Moira Welsh is a local investigative journalist with the Toronto Star. I have spoken to Moira on several occasions over the years in her coverage of both local and national legal issues of public interest. Moira is an accomplished author and reporter having won several awards for her coverage of social justice issues in Canada. From my elder law work, I have seen several of Moira’s pieces on issues affecting our older adult population.
Moira’s writings canvas all sorts of inspirational ways for our older adults to be living during their older years and has done so through investigation of methods in several different jurisdictions in the Americas, Europe and beyond as well as within diversified cultures. Moira touches on policy, the need to adapt, affordability, as well as hospital over-crowding. Moira shares her personal experience with aging loved ones, some of which are all too familiar to me from my own experiences with family and with my clients.

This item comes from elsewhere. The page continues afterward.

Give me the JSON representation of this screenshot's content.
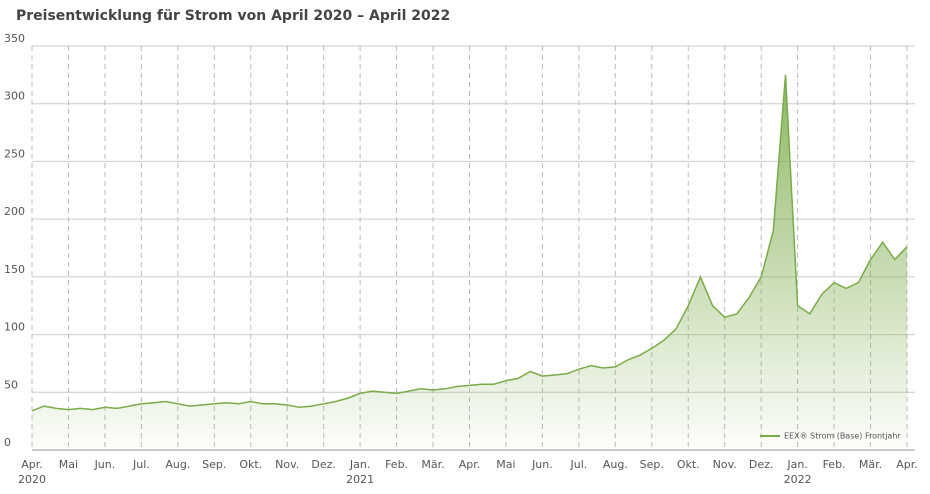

Some of the human stories that Moira learned about she shares with us in a beautifully written, thoughtful way, reflective of the importance and impact on the members of the families involved, but also extraordinary in that the experiences read like an engaging novel. Moira manages to investigate options, strategies, and better ways for our seniors to live, while at the same time conveying solutions learned from medical experts, and others and all while telling individual stories as well as her own.
Moira touches on longevity, on advanced care needs, on dementia, Alzheimer’s disease, memory loss, cognitive decline, the critically ill, and more. She canvasses, yoga, theater, sing-alongs, music, games, courses, and human-interest involvement.
Moira also looked at the wonderful opportunities of day programs for family and for those with care needs. Her work highlights the dangers in the approach being simply the avoidance of risk.
This is a powerful look through a lens of humanity at providing positive approaches to care, which include respectful, appropriate options for our older population and servicing a variety of different needs, wants, desires, inclusivity, and the importance of freedom and living well.
The Toronto HomeShare Program is described and how Seniors’ Strategists including Dr. Sinha, Laura Tamblyn-Watts, Josh Matlow, Dr. Mirza, the folks at the NICE Network, and others, are helping to develop new ways, new designs for elder living options. Ryerson University released a report called, The Future Cost of Long-Term Care in Canada assisted by an actuary who I also met recently, albeit, virtually, Dr. Bonnie-Jeanne MacDonald who is the director of financial research at The National Institute on Ageing which is an amazing initiative.
Thank you, Moira, for this compassionate and eye-opening deeper look at both how we are failing our seniors and importantly how we can do better and succeed in improving the quality of life of our older adult population. This is a fantastic resource that should be read and distributed widely.